What it takes to set a code depends on the vehicle. For some problems, a code might be set immediately, like in the case of a sensor or solenoid that is open or shorted. Some codes may require two or more incidents or key cycles to set a code and put the system into a safe or service mode. In some cases, the code will be cleared if the key is cycled.

On some GM Electronic Shock Control (ESC) systems, the ESC module can store DTCs as current or history codes. The system uses an ignition cycling diagnostic approach to reduce the occurrence of false or intermittent DTCs that do not affect the functionality of the system. This allows for the “fail-soft” actions to be taken whenever a malfunction condition is current, but requires the malfunction to be current for a certain number of ignition cycles before the corresponding malfunction code and message will be stored or displayed. This is why you get some customers who say they started the car again and the problem was gone.

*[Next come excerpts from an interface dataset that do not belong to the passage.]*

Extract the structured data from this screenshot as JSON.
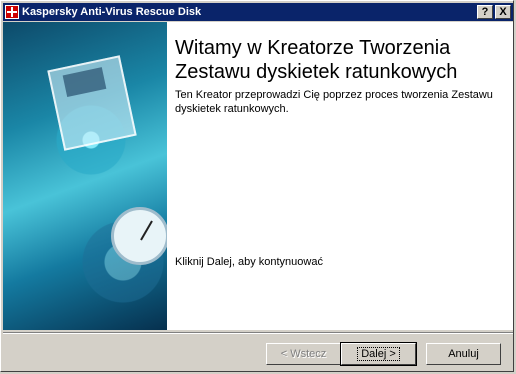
{
  "window": {
    "title": "Kaspersky Anti-Virus Rescue Disk",
    "help_button": "?",
    "close_button": "X"
  },
  "wizard": {
    "heading": "Witamy w Kreatorze Tworzenia Zestawu dyskietek ratunkowych",
    "intro": "Ten Kreator przeprowadzi Cię poprzez proces tworzenia Zestawu dyskietek ratunkowych.",
    "continue_hint": "Kliknij Dalej, aby kontynuować"
  },
  "buttons": {
    "back": "< Wstecz",
    "next": "Dalej >",
    "cancel": "Anuluj"
  }
}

Rather than letting the vehicle rest on the bump stops with the compressor running non-stop, the air ride system will disable or set the suspension at a safe pressure. The vehicle will then alert the driver with an instrument panel warning. Some vehicles limit the speed of the vehicle until the problem is resolved.


One of the jobs the system’s embedded logic can perform is to save the compressor from destroying itself. If a system leaks, the compressor will have to work harder to keep the vehicle at the same ride height. Excess heat can cause premature wear of the piston rings and, if the leak goes unchecked, it can cause the compressor to fail.


Most pumps do not have a thermocouple to measure the exact temperature. The computer module controlling the pump keeps track of how long the compressor has run and how long the correction should take. If a correction to ride height takes too long, the system knows that the compressor could overheat, set a code and then disable the pump before it is damaged.


An air ride system performs a lot of work when the keys are not in the ignition. The system will trim the ride height to make sure the vehicle is not sitting on the ground as the air in the bladders cools and contracts. During winter, the temperature difference between when the car was parked and when it is started in the morning can cause a system to set a fault message even on a healthy system.

In addition, some systems will keep a level ride height if the vehicle is parked on an uneven surface, or if the vehicle is unlocked and a load is placed in the trunk.

Most systems have fail-safe modes that preserve the system until it can be serviced or the abnormal conditions have passed. Most units will maintain minimum pressure or height to prevent a bladder from fully compressing and the suspension from bottoming out. But, if the car sits long enough with a small leak, the reservoir will become depleted.